The walk gave an excuse to order way too much food at Na Chia Xiao Guan, which is not Xiao (small) at all, but nothing like McJade’s.
It is in an old wooden house with an unlit wooden door and the label was so slight that our taxi driver from the hotel stopped and asked the doorman directions to the restaurant, unaware that he was parked in front of it.
Beijing taxi drivers are not to London standard. They spend a lot of time leaning out the windows and asking other drivers directions, or on the cell phone with workers at their destinations asking where they are. Dave suspected our two refusenik drivers of being illiterate, and not able to understand the mandatory pieces of paper that all Westerners have in China, with maps and Chinese characters showing destinations. Hotels and Restaurants all give them out. It’s the main function of a business card, the map on the back.

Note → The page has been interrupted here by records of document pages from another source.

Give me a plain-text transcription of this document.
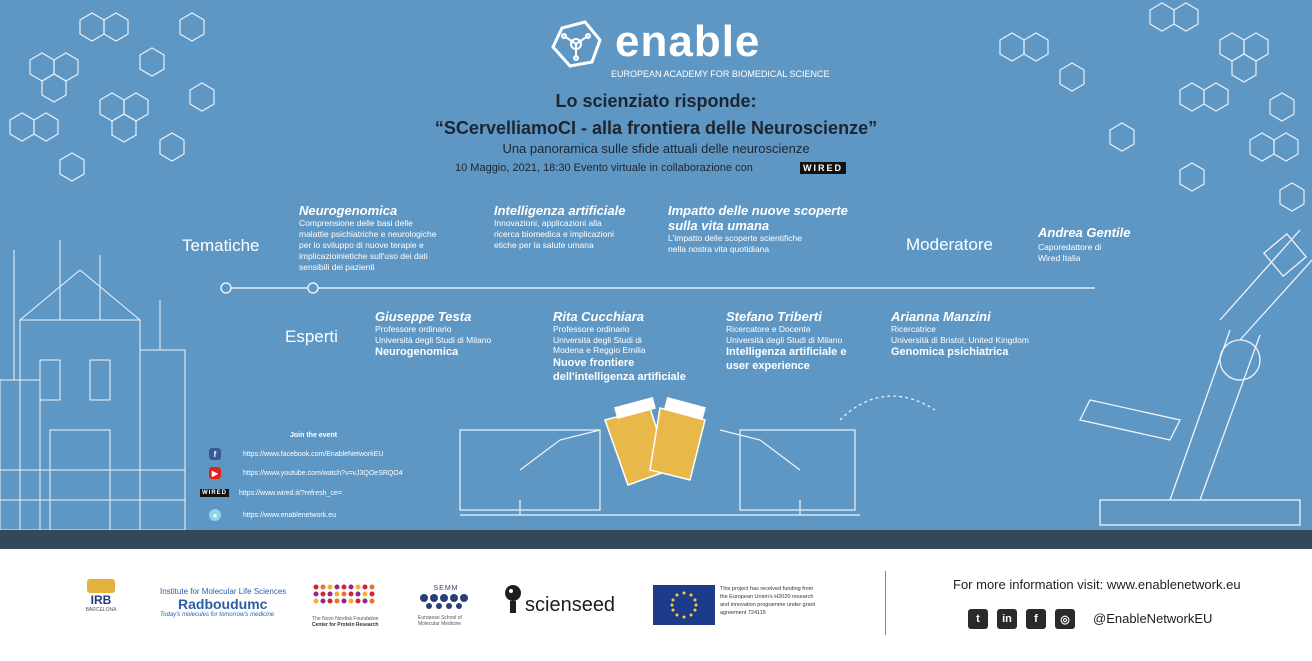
enable
EUROPEAN ACADEMY FOR BIOMEDICAL SCIENCE
Lo scienziato risponde:
“SCervelliamoCI - alla frontiera delle Neuroscienze”
Una panoramica sulle sfide attuali delle neuroscienze
10 Maggio, 2021, 18:30 Evento virtuale in collaborazione con	WIRED
Tematiche
Neurogenomica
Comprensione delle basi delle
malattie psichiatriche e neurologiche
per lo sviluppo di nuove terapie e
implicazioinietiche sull'uso dei dati
sensibili dei pazienti
Intelligenza artificiale
Innovazioni, applicazioni alla
ricerca biomedica e implicazioni
etiche per la salute umana
Impatto delle nuove scoperte
sulla vita umana
L'impatto delle scoperte scientifiche
nella nostra vita quotidiana	Moderatore
Andrea Gentile
Caporedattore di
Wired Italia
Esperti
Giuseppe Testa
Professore ordinario
Università degli Studi di Milano
Neurogenomica
Rita Cucchiara
Professore ordinario
Università degli Studi di
Modena e Reggio Emilia
Nuove frontiere
dell'intelligenza artificiale
Stefano Triberti
Ricercatore e Docente
Università degli Studi di Milano
Intelligenza artificiale e
user experience
Arianna Manzini
Ricercatrice
Università di Bristol, United Kingdom
Genomica psichiatrica
Join the event
f	https://www.facebook.com/EnableNetworkEU
▶	https://www.youtube.com/watch?v=vJ3QOeSRQO4
WIRED https://www.wired.it/?refresh_ce=
●	https://www.enablenetwork.eu
IRB
BARCELONA
Institute for Molecular Life Sciences
Radboudumc
Today's molecules for tomorrow's medicine
The Novo Nordisk Foundation
Center for Protein Research
SEMM
European School of
Molecular Medicine
scienseed
This project has received funding from
the European Union's H2020 research
and innovation programme under grant
agreement 724115
For more information visit: www.enablenetwork.eu
t	in	f	◎	@EnableNetworkEU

Considering the number of taxi drivers who must have been pressed into service for the Olympics, which the countdown clock informed us was 32 days 1 hour and 45 minutes away, we are part of a learning curve. The doorman who rescued our first driver from loss of face, also spent about 15 minutes after dinner telling another taxi driver how to get to Sha Tan Bin Guan, which is right by the Forbidden City. Learning Curve. I think they were just being social. SoCal. Ever notice how Angelenos love to recite routes to each other? Interspersed with the definite articles?
We ate:
- pickled fish aspic, gelled in the shape of a fish.
- matchstick mutton liver in chrysanthemum leaf salad.

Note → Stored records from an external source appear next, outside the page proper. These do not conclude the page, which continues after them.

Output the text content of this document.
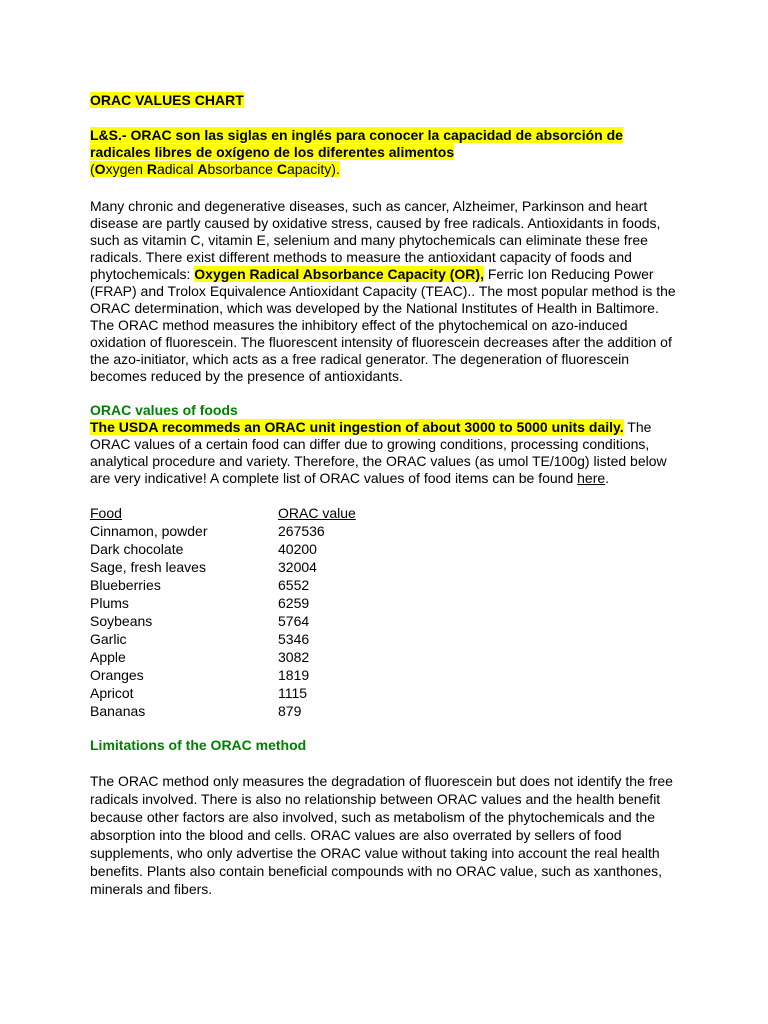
ORAC VALUES CHART

L&S.- ORAC son las siglas en inglés para conocer la capacidad de absorción de
radicales libres de oxígeno de los diferentes alimentos

(Oxygen Radical Absorbance Capacity).

Many chronic and degenerative diseases, such as cancer, Alzheimer, Parkinson and heart disease are partly caused by oxidative stress, caused by free radicals. Antioxidants in foods, such as vitamin C, vitamin E, selenium and many phytochemicals can eliminate these free radicals. There exist different methods to measure the antioxidant capacity of foods and phytochemicals: Oxygen Radical Absorbance Capacity (OR), Ferric Ion Reducing Power (FRAP) and Trolox Equivalence Antioxidant Capacity (TEAC).. The most popular method is the ORAC determination, which was developed by the National Institutes of Health in Baltimore. The ORAC method measures the inhibitory effect of the phytochemical on azo-induced oxidation of fluorescein. The fluorescent intensity of fluorescein decreases after the addition of the azo-initiator, which acts as a free radical generator. The degeneration of fluorescein becomes reduced by the presence of antioxidants.
ORAC values of foods
The USDA recommeds an ORAC unit ingestion of about 3000 to 5000 units daily. The ORAC values of a certain food can differ due to growing conditions, processing conditions, analytical procedure and variety. Therefore, the ORAC values (as umol TE/100g) listed below are very indicative! A complete list of ORAC values of food items can be found here.
Food	ORAC value
Cinnamon, powder	267536
Dark chocolate	40200
Sage, fresh leaves	32004
Blueberries	6552
Plums	6259
Soybeans	5764
Garlic	5346
Apple	3082
Oranges	1819
Apricot	1115
Bananas	879
Limitations of the ORAC method
The ORAC method only measures the degradation of fluorescein but does not identify the free radicals involved. There is also no relationship between ORAC values and the health benefit because other factors are also involved, such as metabolism of the phytochemicals and the absorption into the blood and cells. ORAC values are also overrated by sellers of food supplements, who only advertise the ORAC value without taking into account the real health benefits. Plants also contain beneficial compounds with no ORAC value, such as xanthones, minerals and fibers.
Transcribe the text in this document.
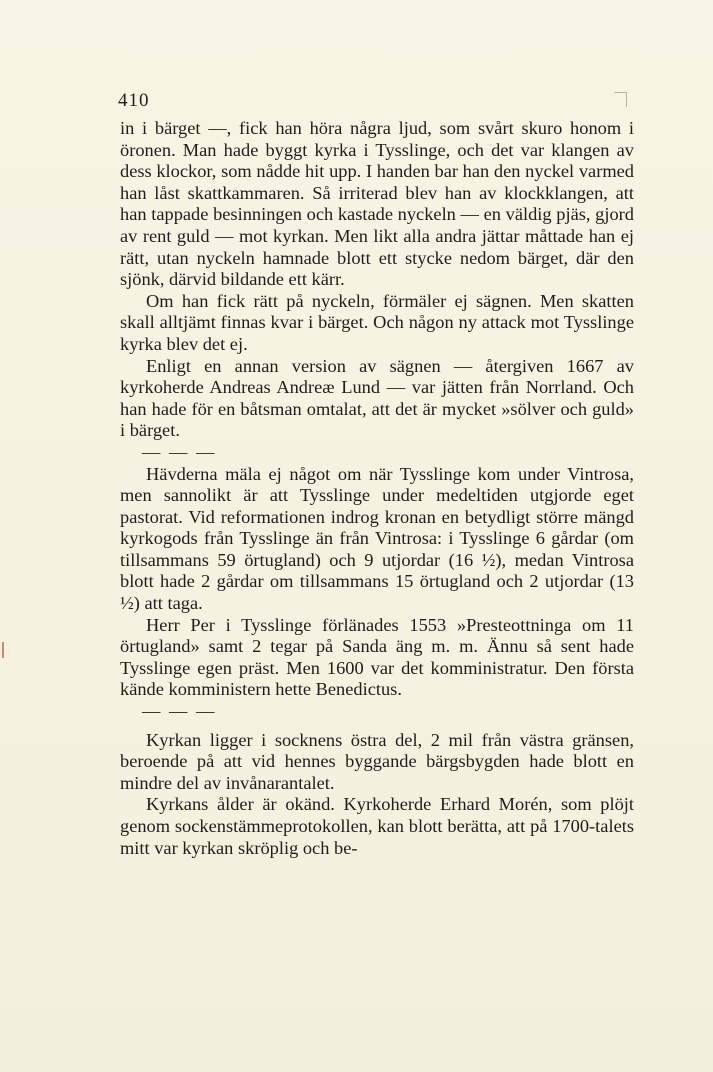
410

in i bärget —, fick han höra några ljud, som svårt skuro honom i öronen. Man hade byggt kyrka i Tysslinge, och det var klangen av dess klockor, som nådde hit upp. I handen bar han den nyckel varmed han låst skattkammaren. Så irriterad blev han av klockklangen, att han tappade besinningen och kastade nyckeln — en väldig pjäs, gjord av rent guld — mot kyrkan. Men likt alla andra jättar måttade han ej rätt, utan nyckeln hamnade blott ett stycke nedom bärget, där den sjönk, därvid bildande ett kärr.

Om han fick rätt på nyckeln, förmäler ej sägnen. Men skatten skall alltjämt finnas kvar i bärget. Och någon ny attack mot Tysslinge kyrka blev det ej.

Enligt en annan version av sägnen — återgiven 1667 av kyrkoherde Andreas Andreæ Lund — var jätten från Norrland. Och han hade för en båtsman omtalat, att det är mycket »sölver och guld» i bärget.

— — —

Hävderna mäla ej något om när Tysslinge kom under Vintrosa, men sannolikt är att Tysslinge under medeltiden utgjorde eget pastorat. Vid reformationen indrog kronan en betydligt större mängd kyrkogods från Tysslinge än från Vintrosa: i Tysslinge 6 gårdar (om tillsammans 59 örtugland) och 9 utjordar (16 ½), medan Vintrosa blott hade 2 gårdar om tillsammans 15 örtugland och 2 utjordar (13 ½) att taga.

Herr Per i Tysslinge förlänades 1553 »Presteottninga om 11 örtugland» samt 2 tegar på Sanda äng m. m. Ännu så sent hade Tysslinge egen präst. Men 1600 var det komministratur. Den första kände komministern hette Benedictus.

— — —

Kyrkan ligger i socknens östra del, 2 mil från västra gränsen, beroende på att vid hennes byggande bärgsbygden hade blott en mindre del av invånarantalet.

Kyrkans ålder är okänd. Kyrkoherde Erhard Morén, som plöjt genom sockenstämmeprotokollen, kan blott berätta, att på 1700-talets mitt var kyrkan skröplig och be-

- a giant slab of braised bacon in Chinese date sauce, my goodness, I thought that the prices were high because everything was delicate and overwrought, but the prices were high because the portions were supersized. The dates were huge too.
- a whole sea cucumber stuffed with minced pork kidney, sheep kidney, and deer kidney, served in a chopped mushroom brown sauce in a two tier basket, and get this, in the bottom basket, completely unmentioned on the menu, were ten shrimp and chopped pork dumplings, arranged lollipop like so you grabbed the shrimp tail and ate the dumpling off it, which was molded on the shrimp.
The last Qing empress dowager used to routinely order over a hundred dishes made for her. for every meal she ate alone. Most of them she probably never even looked at. It’s a way of showing off. The result, since the Cultural Revolution was rolled back, is that Chinese waitresses won’t warn you if you are ordering too much food. They figure you might just feel like a bite of it, or even a look. Hau chr, hau kan.
I grew up with the thought that people were starving in China, and 12 hours later I am not hungry again.
We also had Fresh Squeezed Orange Juice.